Birds were noted if within a radius of 25 m of the survey point. Choosing a wider radius would have reduced the accuracy of observations, especially when relying on bird-calls. In order to avoid any geographical overlap of sampling during a survey visit and hence double-counting, point centres were at least 50 m apart. Time overlap, in terms of birds moving undetected from one sample point to another and being recounted, was minimised by reducing each sample to five minutes (with a two minute pre-survey acclimation period on arrival at a new point). Other data collected were the bird’s height above ground, its approximate distance from the survey point, and its approximate bearing (helpful in later determining whether adjacent detections were of the same bird). The line transect surveys (which form the majority of the pre-logging surveys in 1998) were conducted such that axial distances of observations along the transects were recorded. This allowed these data to be split into 50 metre blocks approximately corresponding to 25 metre radius point circles. These data were then entered into the database as though from point surveys.
Bird identification to species level was mostly achieved based on calls alone (about 80% of all records).
Datasets: None available.
Publications: Forestry Tasmania (2009).

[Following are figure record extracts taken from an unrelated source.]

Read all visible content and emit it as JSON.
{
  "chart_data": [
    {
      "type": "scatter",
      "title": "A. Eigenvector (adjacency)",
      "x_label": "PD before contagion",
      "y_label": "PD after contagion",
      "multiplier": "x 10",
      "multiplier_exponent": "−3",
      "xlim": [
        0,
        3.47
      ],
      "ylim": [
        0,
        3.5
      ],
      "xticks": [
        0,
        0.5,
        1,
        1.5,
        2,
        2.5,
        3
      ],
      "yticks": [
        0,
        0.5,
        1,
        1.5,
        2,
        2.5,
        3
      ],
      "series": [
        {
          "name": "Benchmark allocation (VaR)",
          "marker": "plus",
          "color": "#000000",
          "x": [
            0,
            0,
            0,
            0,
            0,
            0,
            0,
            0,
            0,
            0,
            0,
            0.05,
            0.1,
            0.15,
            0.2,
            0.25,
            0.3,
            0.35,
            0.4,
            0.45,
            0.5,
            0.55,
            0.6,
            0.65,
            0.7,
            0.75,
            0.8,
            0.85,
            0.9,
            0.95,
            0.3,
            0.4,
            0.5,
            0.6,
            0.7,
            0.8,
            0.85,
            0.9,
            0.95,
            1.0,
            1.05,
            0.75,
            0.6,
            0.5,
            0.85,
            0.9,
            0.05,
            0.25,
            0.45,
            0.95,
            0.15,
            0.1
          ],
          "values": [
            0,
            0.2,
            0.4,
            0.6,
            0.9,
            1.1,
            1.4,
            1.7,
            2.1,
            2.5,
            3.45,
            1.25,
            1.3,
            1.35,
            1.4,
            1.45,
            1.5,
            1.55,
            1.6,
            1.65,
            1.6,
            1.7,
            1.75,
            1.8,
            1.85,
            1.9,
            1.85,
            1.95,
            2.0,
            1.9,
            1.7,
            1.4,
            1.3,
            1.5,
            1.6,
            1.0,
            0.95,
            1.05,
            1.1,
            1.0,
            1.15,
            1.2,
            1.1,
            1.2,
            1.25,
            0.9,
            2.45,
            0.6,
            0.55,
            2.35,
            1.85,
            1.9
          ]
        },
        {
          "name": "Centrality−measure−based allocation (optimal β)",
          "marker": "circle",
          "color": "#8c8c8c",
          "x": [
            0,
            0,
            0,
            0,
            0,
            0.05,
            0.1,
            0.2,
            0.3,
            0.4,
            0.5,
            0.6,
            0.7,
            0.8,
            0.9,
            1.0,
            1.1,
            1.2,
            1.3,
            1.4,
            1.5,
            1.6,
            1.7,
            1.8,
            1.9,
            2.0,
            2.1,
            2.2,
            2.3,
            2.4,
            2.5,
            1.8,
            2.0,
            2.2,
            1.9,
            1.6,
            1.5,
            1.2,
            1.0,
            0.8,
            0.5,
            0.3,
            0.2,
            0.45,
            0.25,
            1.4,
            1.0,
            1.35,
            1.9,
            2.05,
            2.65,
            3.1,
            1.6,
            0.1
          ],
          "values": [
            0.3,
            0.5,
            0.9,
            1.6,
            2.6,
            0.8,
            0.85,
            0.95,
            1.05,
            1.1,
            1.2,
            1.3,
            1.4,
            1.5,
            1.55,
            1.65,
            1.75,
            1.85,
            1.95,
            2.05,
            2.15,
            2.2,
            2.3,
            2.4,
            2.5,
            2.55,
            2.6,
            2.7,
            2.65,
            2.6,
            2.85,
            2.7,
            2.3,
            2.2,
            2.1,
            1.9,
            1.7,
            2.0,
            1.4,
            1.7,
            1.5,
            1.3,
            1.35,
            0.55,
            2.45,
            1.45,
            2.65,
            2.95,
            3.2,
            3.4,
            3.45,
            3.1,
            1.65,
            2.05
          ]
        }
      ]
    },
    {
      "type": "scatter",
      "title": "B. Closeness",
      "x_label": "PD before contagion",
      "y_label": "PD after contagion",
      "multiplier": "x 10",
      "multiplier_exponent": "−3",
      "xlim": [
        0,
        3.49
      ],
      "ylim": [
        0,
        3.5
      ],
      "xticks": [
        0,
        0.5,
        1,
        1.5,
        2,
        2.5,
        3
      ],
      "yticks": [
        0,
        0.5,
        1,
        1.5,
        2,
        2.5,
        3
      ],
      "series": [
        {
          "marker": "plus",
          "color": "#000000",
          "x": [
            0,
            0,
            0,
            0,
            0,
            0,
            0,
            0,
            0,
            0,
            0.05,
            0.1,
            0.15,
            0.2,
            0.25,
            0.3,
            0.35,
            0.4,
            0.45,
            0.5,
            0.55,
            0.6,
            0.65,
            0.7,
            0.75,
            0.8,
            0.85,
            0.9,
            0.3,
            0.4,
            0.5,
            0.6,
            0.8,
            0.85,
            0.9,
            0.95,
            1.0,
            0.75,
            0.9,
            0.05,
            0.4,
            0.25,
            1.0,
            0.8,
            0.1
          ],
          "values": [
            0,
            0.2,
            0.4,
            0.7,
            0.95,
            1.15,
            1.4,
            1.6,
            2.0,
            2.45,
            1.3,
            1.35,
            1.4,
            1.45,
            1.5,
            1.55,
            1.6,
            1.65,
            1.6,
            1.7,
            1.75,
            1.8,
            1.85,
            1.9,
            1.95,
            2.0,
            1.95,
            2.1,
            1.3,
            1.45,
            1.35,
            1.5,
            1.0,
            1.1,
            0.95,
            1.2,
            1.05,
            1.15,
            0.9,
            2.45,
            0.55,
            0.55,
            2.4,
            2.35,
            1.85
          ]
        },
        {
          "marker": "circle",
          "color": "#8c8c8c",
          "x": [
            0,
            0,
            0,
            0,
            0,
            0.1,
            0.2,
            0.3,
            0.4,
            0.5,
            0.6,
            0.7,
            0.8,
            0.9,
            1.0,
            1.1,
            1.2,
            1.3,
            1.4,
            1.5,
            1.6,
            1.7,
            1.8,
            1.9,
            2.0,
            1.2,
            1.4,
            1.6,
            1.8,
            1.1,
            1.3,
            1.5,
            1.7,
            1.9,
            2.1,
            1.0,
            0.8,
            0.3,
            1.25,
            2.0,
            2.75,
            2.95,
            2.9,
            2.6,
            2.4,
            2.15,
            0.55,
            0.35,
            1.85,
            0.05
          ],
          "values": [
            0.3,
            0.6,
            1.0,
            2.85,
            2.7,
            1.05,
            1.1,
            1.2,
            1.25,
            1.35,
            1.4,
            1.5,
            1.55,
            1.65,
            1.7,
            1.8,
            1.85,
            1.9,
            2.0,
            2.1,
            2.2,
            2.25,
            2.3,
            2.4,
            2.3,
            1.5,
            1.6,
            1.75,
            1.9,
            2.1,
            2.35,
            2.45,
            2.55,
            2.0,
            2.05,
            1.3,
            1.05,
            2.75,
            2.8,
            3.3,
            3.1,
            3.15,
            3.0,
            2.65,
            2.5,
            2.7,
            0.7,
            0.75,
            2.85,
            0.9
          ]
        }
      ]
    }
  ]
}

A new silviculture for Tasmania’s public forests: a review of the variable retention program. Forestry Tasmania, Hobart.
Lefort, P. & Grove, S.J. (2009). Early responses of birds to clearfelling and its alternatives in lowland wet eucalypt forest in Tasmania, Australia. Forest Ecology and Management 258: 460-471.
Lefort, P. (2004). Bird monitoring at the Warra long-term ecological research site, Rep. No. 30/2004. Forestry Tasmania, Hobart.
Lefort, P. (2004). Bird surveys conducted at the Warra LTER site, 1998-2002, Rep. No. 31/2004. Forestry Tasmania, Hobart.